"Ya kita harapkan Presiden Jokowi dapat mengambil kesempatan cuti dari jabatannya sebagai kepala negara saat masa Pilpres 2019 nanti. Ya ini juga sebagai upaya agar presiden tidak menjalankan kampanye saat menjalankan tugas sebagai kepala negara," kata Taufik di Jakarta, Jumat (23/3/2018).
Menurut Taufik, cuti itu penting untuk menghindari adanya konflik kepentingan. Ia khawatir, jika presiden tidak mengambil cuti, dan melakukan kampanye, ada nuansa penggunaan anggaran negara. Ia pun mengingatkan, soal cuti itu juga pernah dilakukan Presiden ke-6 Indonesia, Susilo Bambang Yudhoyono pada Pilpres 2009 silam.
SCROLL TO CONTINUE WITH CONTENT
Dalam kesempatan berbeda, Komisioner Komisi Pemilihan Umum (KPU) Hasyim Asyari mengatakan, presiden petahana tetap harus cuti saat kembali berkontestasi dalam pilpres. Dia menjelaskan, keharusan cuti tersebut bertujuan agar petahana tidak menggunakan fasilitas negara saat melakukan kampanye.

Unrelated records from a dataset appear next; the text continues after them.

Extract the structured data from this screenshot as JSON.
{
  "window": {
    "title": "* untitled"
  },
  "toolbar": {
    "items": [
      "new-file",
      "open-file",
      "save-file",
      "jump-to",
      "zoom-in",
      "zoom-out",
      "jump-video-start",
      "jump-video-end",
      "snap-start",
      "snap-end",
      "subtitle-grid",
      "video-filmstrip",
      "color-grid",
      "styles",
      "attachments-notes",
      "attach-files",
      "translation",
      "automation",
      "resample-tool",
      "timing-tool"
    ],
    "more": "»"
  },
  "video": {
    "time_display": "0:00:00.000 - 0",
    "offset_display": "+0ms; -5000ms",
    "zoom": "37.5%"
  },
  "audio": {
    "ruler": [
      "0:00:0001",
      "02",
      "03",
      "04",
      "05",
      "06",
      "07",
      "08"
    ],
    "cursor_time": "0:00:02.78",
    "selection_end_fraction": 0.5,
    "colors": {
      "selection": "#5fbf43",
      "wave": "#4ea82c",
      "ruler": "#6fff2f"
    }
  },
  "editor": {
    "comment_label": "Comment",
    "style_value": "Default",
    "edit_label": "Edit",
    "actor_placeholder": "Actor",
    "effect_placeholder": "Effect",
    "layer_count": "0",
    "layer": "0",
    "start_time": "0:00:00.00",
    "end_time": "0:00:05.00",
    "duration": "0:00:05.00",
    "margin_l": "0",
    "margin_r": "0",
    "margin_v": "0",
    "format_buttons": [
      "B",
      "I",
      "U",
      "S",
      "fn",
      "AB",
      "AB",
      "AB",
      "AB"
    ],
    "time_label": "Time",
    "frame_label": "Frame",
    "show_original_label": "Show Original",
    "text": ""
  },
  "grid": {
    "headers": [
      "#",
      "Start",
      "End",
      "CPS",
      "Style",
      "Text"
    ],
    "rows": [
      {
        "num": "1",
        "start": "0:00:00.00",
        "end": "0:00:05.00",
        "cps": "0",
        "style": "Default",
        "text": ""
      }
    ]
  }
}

"Untuk pilpres, pada dasarnya kalau misalnya orang yang masih menduduki jabatan sebagai presiden itu nyalon lagi maka kemudian punya hak untuk kampanye, dalam gunakan haknya dibentukan UU harus cuti di luar tanggungan negara," katanya, baru-baru ini.
Diketahui, mengenai cuti itu tertera pada Ketentuan dalam UU Pemilu (Pasal 267 (2), 281 (1), dan Pasal 300), yang pada pokoknya menentukan bahwa:
(1) Kampanye dilaksanakan secara serentak antara Kampanye Pilpres dengan Kampanye Pileg.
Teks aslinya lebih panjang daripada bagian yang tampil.